Josh Sommer: Chordoma

Shortly after beginning my freshman year at Duke University in 2006, I developed intense headaches. I didn’t think much of them at first, but tests soon found the cause: chordoma, a very rare cancer that usually starts in the spinal column or skull. Only about 300 people are diagnosed with chordoma each year in the U.S., and when I was diagnosed, there were very few treatment options.

I had surgery to remove the tumor and after I recovered, my mother and I started the Chordoma Foundation in an attempt to accelerate the development of new treatments. I also began working in the laboratory of Duke oncologist, Michael J. Kelley. At the time, Dr. Kelley was the only federally funded scientist studying chordoma, and the research was challenging. There was no access to tumor samples, and the few researchers studying chordoma were unaware of one another and of other projects and tools.

When my mother and I started the Foundation, there was only one chordoma cell line for researchers to study. Now we have a second, and 3 more are currently being validated at Duke. The Chordoma Foundation has provided the first 2 valid cell lines to more than 40 labs, including many that were not previously studying chordoma. We have also set up a centralized biobank to collect tissue from hospitals across the country and we make it available to researchers who need it.

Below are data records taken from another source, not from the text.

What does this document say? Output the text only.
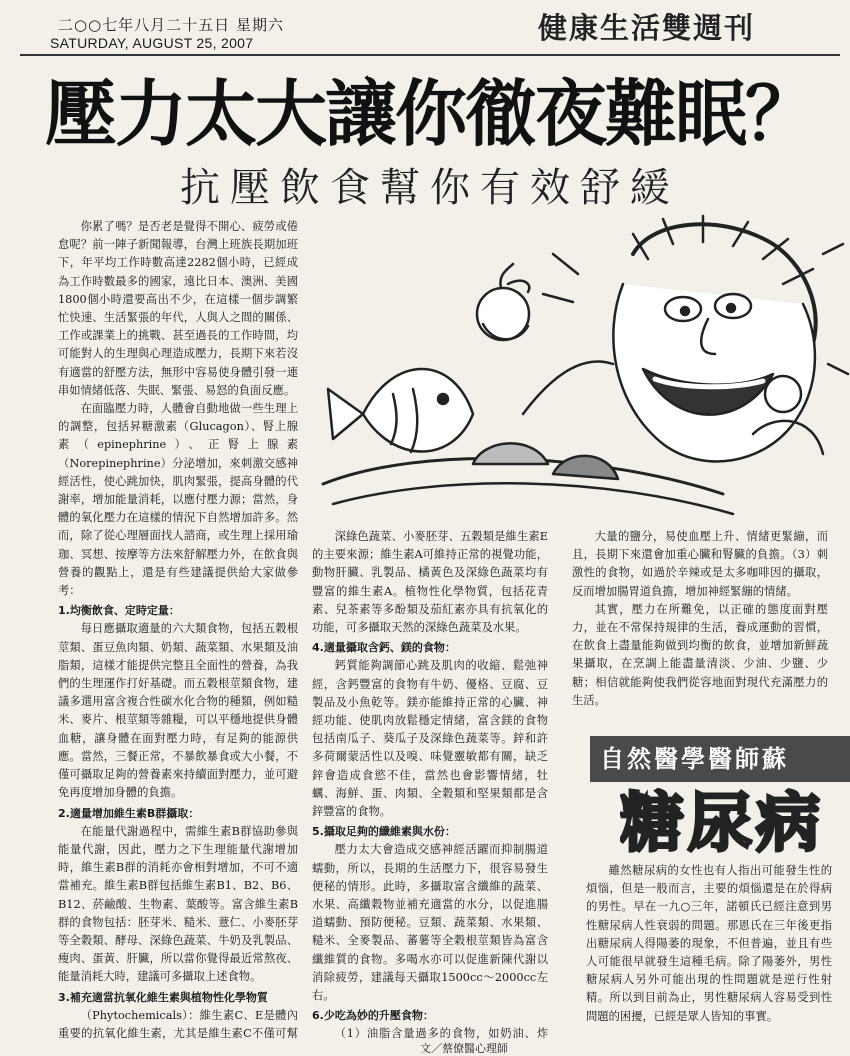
二○○七年八月二十五日 星期六
SATURDAY, AUGUST 25, 2007	健康生活雙週刊
壓力太大讓你徹夜難眠？
抗壓飲食幫你有效舒緩

你累了嗎？是否老是覺得不開心、疲勞或倦怠呢？前一陣子新聞報導，台灣上班族長期加班下，年平均工作時數高達2282個小時，已經成為工作時數最多的國家，遠比日本、澳洲、美國1800個小時還要高出不少，在這樣一個步調繁忙快速、生活緊張的年代，人與人之間的關係、工作或課業上的挑戰、甚至過長的工作時間，均可能對人的生理與心理造成壓力，長期下來若沒有適當的舒壓方法，無形中容易使身體引發一連串如情緒低落、失眠、緊張、易怒的負面反應。

在面臨壓力時，人體會自動地做一些生理上的調整，包括昇糖激素（Glucagon）、腎上腺素（epinephrine）、正腎上腺素（Norepinephrine）分泌增加，來刺激交感神經活性，使心跳加快，肌肉緊張，提高身體的代謝率，增加能量消耗，以應付壓力源；當然，身體的氧化壓力在這樣的情況下自然增加許多。然而，除了從心理層面找人諮商，或生理上採用瑜珈、冥想、按摩等方法來舒解壓力外，在飲食與營養的觀點上，還是有些建議提供給大家做參考：

1.均衡飲食、定時定量：

每日應攝取適量的六大類食物，包括五穀根莖類、蛋豆魚肉類、奶類、蔬菜類、水果類及油脂類，這樣才能提供完整且全面性的營養，為我們的生理運作打好基礎。而五穀根莖類食物，建議多選用富含複合性碳水化合物的種類，例如糙米、麥片、根莖類等雜糧，可以平穩地提供身體血糖，讓身體在面對壓力時，有足夠的能源供應。當然，三餐正常，不暴飲暴食或大小餐，不僅可攝取足夠的營養素來持續面對壓力，並可避免再度增加身體的負擔。

2.適量增加維生素B群攝取：

在能量代謝過程中，需維生素B群協助參與能量代謝，因此，壓力之下生理能量代謝增加時，維生素B群的消耗亦會相對增加，不可不適當補充。維生素B群包括維生素B1、B2、B6、B12、菸鹼酸、生物素、葉酸等。富含維生素B群的食物包括：胚芽米、糙米、薏仁、小麥胚芽等全穀類、酵母、深綠色蔬菜、牛奶及乳製品、瘦肉、蛋黃、肝臟，所以當你覺得最近常熬夜、能量消耗大時，建議可多攝取上述食物。

3.補充適當抗氧化維生素與植物性化學物質

（Phytochemicals）：維生素C、E是體內重要的抗氧化維生素，尤其是維生素C不僅可幫

深綠色蔬菜、小麥胚芽、五穀類是維生素E的主要來源；維生素A可維持正常的視覺功能，動物肝臟、乳製品、橘黃色及深綠色蔬菜均有豐富的維生素A。植物性化學物質，包括花青素、兒茶素等多酚類及茄紅素亦具有抗氧化的功能，可多攝取天然的深綠色蔬菜及水果。

4.適量攝取含鈣、鎂的食物：

鈣質能夠調節心跳及肌肉的收縮、鬆弛神經，含鈣豐富的食物有牛奶、優格、豆腐、豆製品及小魚乾等。鎂亦能維持正常的心臟、神經功能、使肌肉放鬆穩定情緒，富含鎂的食物包括南瓜子、葵瓜子及深綠色蔬菜等。鋅和許多荷爾蒙活性以及嗅、味覺靈敏都有關，缺乏鋅會造成食慾不佳，當然也會影響情緒，牡蠣、海鮮、蛋、肉類、全穀類和堅果類都是含鋅豐富的食物。

5.攝取足夠的纖維素與水份：

壓力太大會造成交感神經活躍而抑制腸道蠕動，所以，長期的生活壓力下，很容易發生便秘的情形。此時，多攝取富含纖維的蔬菜、水果、高纖穀物並補充適當的水分，以促進腸道蠕動、預防便秘。豆類、蔬菜類、水果類、糙米、全麥製品、蕃薯等全穀根莖類皆為富含纖維質的食物。多喝水亦可以促進新陳代謝以消除疲勞，建議每天攝取1500cc～2000cc左右。

6.少吃為妙的升壓食物：

（1）油脂含量過多的食物，如奶油、炸

大量的鹽分，易使血壓上升、情緒更緊繃，而且，長期下來還會加重心臟和腎臟的負擔。（3）刺激性的食物，如過於辛辣或是太多咖啡因的攝取，反而增加腸胃道負擔，增加神經緊繃的情緒。

其實，壓力在所難免，以正確的態度面對壓力，並在不常保持規律的生活，養成運動的習慣，在飲食上盡量能夠做到均衡的飲食，並增加新鮮蔬果攝取，在烹調上能盡量清淡、少油、少鹽、少糖；相信就能夠使我們從容地面對現代充滿壓力的生活。

自然醫學醫師蘇
糖尿病

雖然糖尿病的女性也有人指出可能發生性的煩惱，但是一般而言，主要的煩惱還是在於得病的男性。早在一九○三年，諾頓氏已經注意到男性糖尿病人性衰弱的問題。那恩氏在三年後更指出糖尿病人得陽萎的現象，不但普遍，並且有些人可能很早就發生這種毛病。除了陽萎外，男性糖尿病人另外可能出現的性問題就是逆行性射精。所以到目前為止，男性糖尿病人容易受到性問題的困擾，已經是眾人皆知的事實。

文／蔡僚醫心理師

As critical research tools like these have become available, the number of researchers interested in studying chordoma—and the opportunities for discovery, both in chordoma and other cancers—have dramatically increased. In 2008, for example, several researchers published data indicating that a biological process known as the mTOR pathway is highly active in chordoma. Researchers in Italy are now conducting a clinical trial treating patients with drugs that inhibit this pathway, and they have had some preliminary success: Tumors stopped growing for 6 months, on average, in patients with advanced disease. It is not a cure, but it’s definitely a step in the right direction.

In another sign of progress, researchers at the National Cancer Institute collaborating with Dr. Kelley in October 2009 found the cause of familial chordoma: a duplication of the Brachyury/T gene. This was the first time that a gene duplication was discovered to cause cancer, and it suggests that duplication of other genes might be a factor in susceptibility to other types of cancer. Further research has found that extra copies of the Brachyury gene are also present in many sporadic chordomas—those not linked to a family history.

Since these discoveries, 2 different labs have been able to turn Brachyury off in chordoma cells, stopping cell proliferation in laboratory experiments. Now 2 labs are trying to do the same thing in mice. Researchers at the National Cancer Institute have also recently found that Brachyury plays an important role in several other types of cancer, so it is possible that figuring out how to target this gene with drugs will have an impact beyond chordoma.

But despite these advances of just the past few years, there are still only 2 chordoma projects underway that are funded by the National Institutes of Health (NIH). As a result, progress isn’t being made as fast as it could. More funding from the NIH would certainly help facilitate new discoveries. But beyond providing funding to researchers, the NIH could make a big impact on rare cancers like chordoma by including them in existing programs such as The Cancer Genome Atlas and the newly launched Therapeutics for Rare and Neglected Diseases program. The Cancer Genome Atlas could help identify the molecular pathways driving these diseases, and it could help identify new cancer genes such as Brachyury that play a role in multiple types of cancer. And when potential therapeutic targets like Brachyury are identified, the Therapeutics for Rare and Neglected Diseases program has the potential to translate these discoveries into drugs suitable for investment by pharmaceutical companies.

When I was diagnosed in 2006, there were only a handful of researchers studying chordoma, and there were no drugs to treat it. Now, thanks to growing awareness, there are about 170 scientists researching the disease around the world, and scientists have found strong evidence suggesting that mTOR inhibitors and other available drugs might successfully manage the disease. We need to continue this trend. If we can extend survival even a few years at a time, then that’s a step in the right direction.